The night I was there with my wife, the clientele was mostly well-dressed businessmen. They all seemed to be eating fried-fish platters and washing the food down with tannic red Tuscan wine, as inappropriate a food-and-wine pairing as exists. I ordered one dish that had genuine finesse, an appetizer of chilled seafood mixed with baby arugula leaves in a light lemon sauce. I didn’t like anything else, including an appetizer of overly smoked swordfish slivers, a main course of baked fish and potatoes immersed in what I suspected was their cooking liquid, and a stunningly bad main course called Fantasia di Fritture. This turned out to be a collection of unappetizing miniature fish dumped from a deep-frying basket onto a plate. The meal contained no garnishes except for powdered sugar sprinkled on dessert plates containing cakes not worth mentioning.

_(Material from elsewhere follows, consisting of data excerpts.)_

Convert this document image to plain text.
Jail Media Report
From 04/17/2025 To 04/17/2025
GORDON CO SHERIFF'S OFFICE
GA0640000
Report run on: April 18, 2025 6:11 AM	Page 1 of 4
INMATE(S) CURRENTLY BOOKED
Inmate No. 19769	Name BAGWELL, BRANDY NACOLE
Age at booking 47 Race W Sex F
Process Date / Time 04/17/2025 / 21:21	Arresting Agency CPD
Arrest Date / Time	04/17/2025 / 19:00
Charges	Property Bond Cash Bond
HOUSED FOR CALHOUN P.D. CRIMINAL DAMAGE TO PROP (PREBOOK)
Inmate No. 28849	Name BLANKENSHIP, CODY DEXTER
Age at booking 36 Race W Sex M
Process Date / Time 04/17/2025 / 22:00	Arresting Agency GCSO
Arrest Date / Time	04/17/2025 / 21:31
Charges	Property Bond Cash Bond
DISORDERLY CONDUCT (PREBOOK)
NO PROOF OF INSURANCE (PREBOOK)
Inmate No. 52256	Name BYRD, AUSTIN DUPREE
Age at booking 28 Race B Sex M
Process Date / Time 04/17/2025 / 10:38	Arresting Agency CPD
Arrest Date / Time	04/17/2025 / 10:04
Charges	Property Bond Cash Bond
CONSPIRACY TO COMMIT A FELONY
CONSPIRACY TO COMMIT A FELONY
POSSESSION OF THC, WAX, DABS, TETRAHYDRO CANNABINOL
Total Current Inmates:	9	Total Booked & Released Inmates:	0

Service until then had been mechanical, but after dessert we were ignored. Waiters wandered by. Waiters wandered away. None looked at us. After a half-hour, I suggested to my wife that we get up to leave, a generally infallible means of persuading a restaurant to bring the check. We slowly made our way to the cloakroom. We tipped the coat-check girl—the only female presence in most Naples restaurants. We strode by the bird—which also ignored us. We walked out the door. I expected to hear footsteps, but nobody came after us. The next morning, I returned to the restaurant to pay, and the son of the owner could not have been more charming or more apologetic. I learned something from this encounter: the people of Naples are at their best after altercations, win or lose. Most of the taxi drivers I refused to overpay were much friendlier after our arguments than before.

I did enjoy one restaurant meal in Naples. It was at a deceptively simple waterfront spot, Ciro a Mergellina, a large, airy, glass-enclosed structure across from a stretch of waterfront kiosks where almost all of Naples gathers to eat gelato on Sunday nights. The grilled fish was fresh and perfectly cooked, and the pizza emerged charred from a wood-burning oven. Most restaurants in Naples that serve pizza use electric ovens, which means their crusts have the texture of wallboard, which is the way we enjoy it in America.